A guarita do Cais do Sodré exibiu, até 2008, o título de “Hora Legal”. No entanto, o “Observatório Astronómico de Lisboa” pediu que esta designação fosse retirada, pois o relógio nunca tinha funcionado em condições. O local está sujeito a grandes amplitudes térmicas e nem a pala que foi acrescentada à estrutura impediu que o mecanismo sofresse com isso. Por outro lado, as trepidações cada vez mais fortes, fruto da passagem do trânsito rodoviário, também afectavam a marcha do mecanismo.

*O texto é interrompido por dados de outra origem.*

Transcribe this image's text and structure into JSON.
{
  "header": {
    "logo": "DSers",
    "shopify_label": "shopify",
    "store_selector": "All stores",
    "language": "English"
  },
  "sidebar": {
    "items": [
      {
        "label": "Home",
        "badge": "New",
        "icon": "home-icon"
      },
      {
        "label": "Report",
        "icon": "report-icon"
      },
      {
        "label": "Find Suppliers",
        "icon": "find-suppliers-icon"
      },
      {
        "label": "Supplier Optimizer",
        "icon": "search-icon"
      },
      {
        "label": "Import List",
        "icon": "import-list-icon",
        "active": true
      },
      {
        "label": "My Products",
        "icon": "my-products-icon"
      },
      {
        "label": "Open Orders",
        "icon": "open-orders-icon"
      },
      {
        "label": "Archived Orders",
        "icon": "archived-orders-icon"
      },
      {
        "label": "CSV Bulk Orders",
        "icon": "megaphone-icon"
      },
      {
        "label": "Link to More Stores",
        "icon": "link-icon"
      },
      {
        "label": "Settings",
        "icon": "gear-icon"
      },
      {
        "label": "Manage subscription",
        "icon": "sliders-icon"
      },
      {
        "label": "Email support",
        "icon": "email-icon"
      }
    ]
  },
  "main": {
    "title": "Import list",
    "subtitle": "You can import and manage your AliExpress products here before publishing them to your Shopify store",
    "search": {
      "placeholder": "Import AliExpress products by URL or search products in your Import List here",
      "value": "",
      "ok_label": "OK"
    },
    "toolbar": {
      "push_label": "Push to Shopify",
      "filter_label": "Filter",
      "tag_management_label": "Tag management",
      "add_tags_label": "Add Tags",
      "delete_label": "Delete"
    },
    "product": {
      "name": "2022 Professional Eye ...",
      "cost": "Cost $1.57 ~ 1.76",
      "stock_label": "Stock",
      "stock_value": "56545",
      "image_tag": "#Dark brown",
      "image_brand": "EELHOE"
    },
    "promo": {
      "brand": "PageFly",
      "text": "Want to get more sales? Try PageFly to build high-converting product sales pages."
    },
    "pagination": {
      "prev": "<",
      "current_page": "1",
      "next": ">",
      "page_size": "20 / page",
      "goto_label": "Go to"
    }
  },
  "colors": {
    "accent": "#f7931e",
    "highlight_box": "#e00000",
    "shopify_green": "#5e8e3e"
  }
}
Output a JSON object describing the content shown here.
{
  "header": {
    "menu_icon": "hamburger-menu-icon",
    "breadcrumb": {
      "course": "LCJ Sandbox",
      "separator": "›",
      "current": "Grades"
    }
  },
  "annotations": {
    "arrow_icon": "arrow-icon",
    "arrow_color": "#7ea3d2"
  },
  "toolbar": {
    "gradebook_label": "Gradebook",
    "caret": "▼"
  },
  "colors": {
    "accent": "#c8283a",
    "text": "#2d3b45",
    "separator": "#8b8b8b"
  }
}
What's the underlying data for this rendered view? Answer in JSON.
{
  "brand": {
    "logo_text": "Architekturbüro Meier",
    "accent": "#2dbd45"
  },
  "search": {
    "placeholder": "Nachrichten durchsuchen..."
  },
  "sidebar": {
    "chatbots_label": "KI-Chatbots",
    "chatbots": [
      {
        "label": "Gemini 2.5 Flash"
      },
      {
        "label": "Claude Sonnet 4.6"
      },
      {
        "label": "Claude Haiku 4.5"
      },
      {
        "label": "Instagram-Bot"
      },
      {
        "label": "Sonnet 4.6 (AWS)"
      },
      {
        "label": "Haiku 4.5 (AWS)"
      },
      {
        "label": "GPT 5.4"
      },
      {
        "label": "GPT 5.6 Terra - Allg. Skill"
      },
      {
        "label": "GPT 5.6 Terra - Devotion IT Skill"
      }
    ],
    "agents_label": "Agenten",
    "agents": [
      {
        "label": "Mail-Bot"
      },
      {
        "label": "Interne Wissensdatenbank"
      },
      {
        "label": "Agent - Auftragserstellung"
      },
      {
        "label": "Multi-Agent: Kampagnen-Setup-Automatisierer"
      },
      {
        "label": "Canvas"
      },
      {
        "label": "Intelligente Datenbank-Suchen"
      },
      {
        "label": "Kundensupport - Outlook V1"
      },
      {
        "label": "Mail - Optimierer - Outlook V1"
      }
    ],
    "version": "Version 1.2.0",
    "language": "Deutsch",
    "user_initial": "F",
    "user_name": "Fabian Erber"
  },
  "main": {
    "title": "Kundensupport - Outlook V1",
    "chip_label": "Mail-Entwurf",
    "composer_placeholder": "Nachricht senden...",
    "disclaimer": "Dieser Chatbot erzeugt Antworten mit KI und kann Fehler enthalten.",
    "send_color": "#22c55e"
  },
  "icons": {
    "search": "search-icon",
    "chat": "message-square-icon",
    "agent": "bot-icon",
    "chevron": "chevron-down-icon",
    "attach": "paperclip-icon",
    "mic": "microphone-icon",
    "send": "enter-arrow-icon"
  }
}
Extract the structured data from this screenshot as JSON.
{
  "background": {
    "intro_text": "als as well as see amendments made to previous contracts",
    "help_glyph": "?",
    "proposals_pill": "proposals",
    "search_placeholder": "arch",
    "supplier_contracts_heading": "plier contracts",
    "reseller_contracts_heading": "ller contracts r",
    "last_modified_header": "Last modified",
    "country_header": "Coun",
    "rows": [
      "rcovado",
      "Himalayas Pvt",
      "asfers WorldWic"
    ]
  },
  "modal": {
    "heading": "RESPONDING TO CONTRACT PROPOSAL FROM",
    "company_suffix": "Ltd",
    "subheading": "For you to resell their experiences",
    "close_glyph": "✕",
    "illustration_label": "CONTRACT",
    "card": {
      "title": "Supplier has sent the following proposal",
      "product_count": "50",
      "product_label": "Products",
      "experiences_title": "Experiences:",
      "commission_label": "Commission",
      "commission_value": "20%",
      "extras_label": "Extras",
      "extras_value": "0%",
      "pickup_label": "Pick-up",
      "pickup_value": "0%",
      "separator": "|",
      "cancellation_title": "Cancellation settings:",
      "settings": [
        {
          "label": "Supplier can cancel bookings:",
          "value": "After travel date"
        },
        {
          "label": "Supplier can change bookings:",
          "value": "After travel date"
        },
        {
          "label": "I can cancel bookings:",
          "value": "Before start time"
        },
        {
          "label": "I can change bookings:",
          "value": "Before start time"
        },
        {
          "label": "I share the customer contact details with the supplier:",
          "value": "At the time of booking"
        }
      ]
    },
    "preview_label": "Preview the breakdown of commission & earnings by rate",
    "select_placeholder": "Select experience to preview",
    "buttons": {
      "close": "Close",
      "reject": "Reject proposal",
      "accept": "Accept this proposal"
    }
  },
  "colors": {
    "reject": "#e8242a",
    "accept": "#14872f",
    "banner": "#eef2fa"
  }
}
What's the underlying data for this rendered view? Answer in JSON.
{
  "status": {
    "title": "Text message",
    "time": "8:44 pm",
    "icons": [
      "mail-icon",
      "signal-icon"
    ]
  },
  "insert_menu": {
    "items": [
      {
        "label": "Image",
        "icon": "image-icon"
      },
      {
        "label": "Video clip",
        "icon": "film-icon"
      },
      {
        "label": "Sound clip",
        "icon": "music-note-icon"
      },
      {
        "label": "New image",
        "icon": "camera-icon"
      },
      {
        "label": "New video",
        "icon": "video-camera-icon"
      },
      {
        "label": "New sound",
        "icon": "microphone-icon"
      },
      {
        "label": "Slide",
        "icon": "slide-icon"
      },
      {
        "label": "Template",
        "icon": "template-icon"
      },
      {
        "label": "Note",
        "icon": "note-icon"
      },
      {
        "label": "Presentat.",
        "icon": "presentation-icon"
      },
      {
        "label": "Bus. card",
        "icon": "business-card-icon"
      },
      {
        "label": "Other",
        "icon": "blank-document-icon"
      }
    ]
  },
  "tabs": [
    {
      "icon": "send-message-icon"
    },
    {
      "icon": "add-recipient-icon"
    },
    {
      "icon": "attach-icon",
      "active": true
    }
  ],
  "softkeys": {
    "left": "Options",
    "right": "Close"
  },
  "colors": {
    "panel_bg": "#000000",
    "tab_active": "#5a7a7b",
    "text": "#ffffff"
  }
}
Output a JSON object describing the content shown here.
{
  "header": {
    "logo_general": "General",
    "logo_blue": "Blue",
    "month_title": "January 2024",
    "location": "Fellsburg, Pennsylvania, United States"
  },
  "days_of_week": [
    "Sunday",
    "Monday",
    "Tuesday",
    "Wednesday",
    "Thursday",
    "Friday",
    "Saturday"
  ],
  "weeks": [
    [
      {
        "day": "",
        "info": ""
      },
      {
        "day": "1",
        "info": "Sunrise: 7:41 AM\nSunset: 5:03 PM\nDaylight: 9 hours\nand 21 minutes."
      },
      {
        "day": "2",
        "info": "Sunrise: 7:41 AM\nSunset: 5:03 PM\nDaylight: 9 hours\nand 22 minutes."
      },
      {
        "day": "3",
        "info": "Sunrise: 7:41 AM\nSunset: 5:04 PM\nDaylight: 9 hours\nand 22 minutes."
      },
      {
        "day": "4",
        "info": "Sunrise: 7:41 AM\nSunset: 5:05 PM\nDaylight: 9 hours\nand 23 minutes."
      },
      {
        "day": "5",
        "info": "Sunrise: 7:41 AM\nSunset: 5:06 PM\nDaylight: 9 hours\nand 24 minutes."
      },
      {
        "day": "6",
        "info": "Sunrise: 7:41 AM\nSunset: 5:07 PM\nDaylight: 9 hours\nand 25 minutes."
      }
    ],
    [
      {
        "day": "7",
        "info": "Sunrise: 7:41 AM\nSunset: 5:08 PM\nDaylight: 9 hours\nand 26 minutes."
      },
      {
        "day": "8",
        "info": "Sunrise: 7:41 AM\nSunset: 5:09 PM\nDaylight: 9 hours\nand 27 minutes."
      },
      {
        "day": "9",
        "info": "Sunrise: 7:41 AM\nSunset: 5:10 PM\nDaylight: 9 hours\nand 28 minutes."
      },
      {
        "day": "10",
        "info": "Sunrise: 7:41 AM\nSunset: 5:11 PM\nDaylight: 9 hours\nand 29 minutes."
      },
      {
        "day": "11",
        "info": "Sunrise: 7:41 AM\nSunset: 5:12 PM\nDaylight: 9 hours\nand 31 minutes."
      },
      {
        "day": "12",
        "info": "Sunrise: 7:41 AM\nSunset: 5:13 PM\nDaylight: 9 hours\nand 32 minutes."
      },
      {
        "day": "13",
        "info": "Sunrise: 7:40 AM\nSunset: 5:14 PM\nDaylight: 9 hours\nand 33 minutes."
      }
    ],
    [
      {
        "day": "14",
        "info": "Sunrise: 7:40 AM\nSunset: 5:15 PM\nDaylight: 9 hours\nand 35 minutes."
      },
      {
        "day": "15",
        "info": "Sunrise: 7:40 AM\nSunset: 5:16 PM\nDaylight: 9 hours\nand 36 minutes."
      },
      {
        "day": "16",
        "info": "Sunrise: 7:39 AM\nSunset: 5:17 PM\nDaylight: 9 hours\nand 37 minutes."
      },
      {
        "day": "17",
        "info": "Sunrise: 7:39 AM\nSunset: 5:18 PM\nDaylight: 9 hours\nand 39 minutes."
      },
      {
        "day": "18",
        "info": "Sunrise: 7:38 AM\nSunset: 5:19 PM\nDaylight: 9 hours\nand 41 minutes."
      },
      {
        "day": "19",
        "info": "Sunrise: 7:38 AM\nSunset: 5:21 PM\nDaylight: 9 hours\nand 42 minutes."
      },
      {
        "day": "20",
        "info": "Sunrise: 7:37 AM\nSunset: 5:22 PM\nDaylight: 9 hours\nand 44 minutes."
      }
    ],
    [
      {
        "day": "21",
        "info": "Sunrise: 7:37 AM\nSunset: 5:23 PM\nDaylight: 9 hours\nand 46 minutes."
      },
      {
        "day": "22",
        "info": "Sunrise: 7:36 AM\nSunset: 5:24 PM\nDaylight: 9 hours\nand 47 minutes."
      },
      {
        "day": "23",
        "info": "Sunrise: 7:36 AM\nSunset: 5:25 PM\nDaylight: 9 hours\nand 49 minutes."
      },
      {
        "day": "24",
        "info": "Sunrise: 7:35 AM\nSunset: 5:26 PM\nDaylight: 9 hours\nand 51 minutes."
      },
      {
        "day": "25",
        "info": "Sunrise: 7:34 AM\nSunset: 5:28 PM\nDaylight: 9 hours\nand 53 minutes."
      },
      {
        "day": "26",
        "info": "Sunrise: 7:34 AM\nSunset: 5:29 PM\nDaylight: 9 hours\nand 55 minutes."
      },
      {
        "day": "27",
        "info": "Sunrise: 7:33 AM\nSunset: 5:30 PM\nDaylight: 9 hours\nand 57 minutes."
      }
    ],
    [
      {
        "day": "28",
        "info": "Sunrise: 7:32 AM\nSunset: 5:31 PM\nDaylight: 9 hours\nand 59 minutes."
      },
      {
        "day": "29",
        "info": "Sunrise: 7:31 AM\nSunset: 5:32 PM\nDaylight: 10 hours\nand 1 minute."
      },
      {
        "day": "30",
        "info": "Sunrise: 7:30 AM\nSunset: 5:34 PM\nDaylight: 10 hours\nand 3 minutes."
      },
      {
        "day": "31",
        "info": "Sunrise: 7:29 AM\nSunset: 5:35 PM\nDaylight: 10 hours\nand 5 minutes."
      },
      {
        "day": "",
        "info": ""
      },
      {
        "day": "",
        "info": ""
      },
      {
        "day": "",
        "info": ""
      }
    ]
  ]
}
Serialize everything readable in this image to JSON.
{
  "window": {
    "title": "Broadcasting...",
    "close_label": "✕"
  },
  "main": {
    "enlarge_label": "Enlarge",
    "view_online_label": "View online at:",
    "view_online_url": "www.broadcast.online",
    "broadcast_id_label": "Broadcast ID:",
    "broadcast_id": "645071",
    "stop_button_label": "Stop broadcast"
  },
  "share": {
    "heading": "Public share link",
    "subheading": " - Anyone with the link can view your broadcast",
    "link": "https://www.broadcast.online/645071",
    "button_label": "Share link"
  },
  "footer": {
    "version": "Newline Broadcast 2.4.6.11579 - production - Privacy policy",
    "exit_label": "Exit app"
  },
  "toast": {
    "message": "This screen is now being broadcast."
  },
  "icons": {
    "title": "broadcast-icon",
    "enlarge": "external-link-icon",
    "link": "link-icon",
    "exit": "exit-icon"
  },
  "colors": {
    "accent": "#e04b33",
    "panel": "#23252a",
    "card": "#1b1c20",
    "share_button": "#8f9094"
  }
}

Em 21 de Janeiro de 2009 e ao fim de quase 40 anos, o “Posto do Relógio Padrão da Hora Legal” ,voltou a ter a “Hora Legal”. A “Administração do Porto de Lisboa” anunciava a reactivação a sincronização do mecanismo com o “Observatório Astronómico de Lisboa”, passando esta a ser feita via Internet.
Foi necessário esperar quase um ano para encontrar uma solução que permitisse ao relógio do Cais do Sodré aceder à hora legal. O novo equipamento, vindo da Suíça, da marca “Tissot”, foi montado em finais de Novembro pela empresa portuguesa “Tempus”.
Este relógio recebe sistematicamente a “Hora Legal” e processa um ajuste automático da hora interna, garantindo, assim, a sua exactidão. Esta interface tem um relógio electrónico próprio, com uma unidade de energia eléctrica independente. Deste modo, se houver um corte de energia na zona, os ponteiros param, mas reposicionam-se na hora correcta assim que seja restabelecido o fornecimento de energia. A única desvantagem é que o aparelho não tem ponteiros dos segundos. Se quiser acertar o seu relógio, terá que esperar atentamente pelo movimento do ponteiro dos minutos.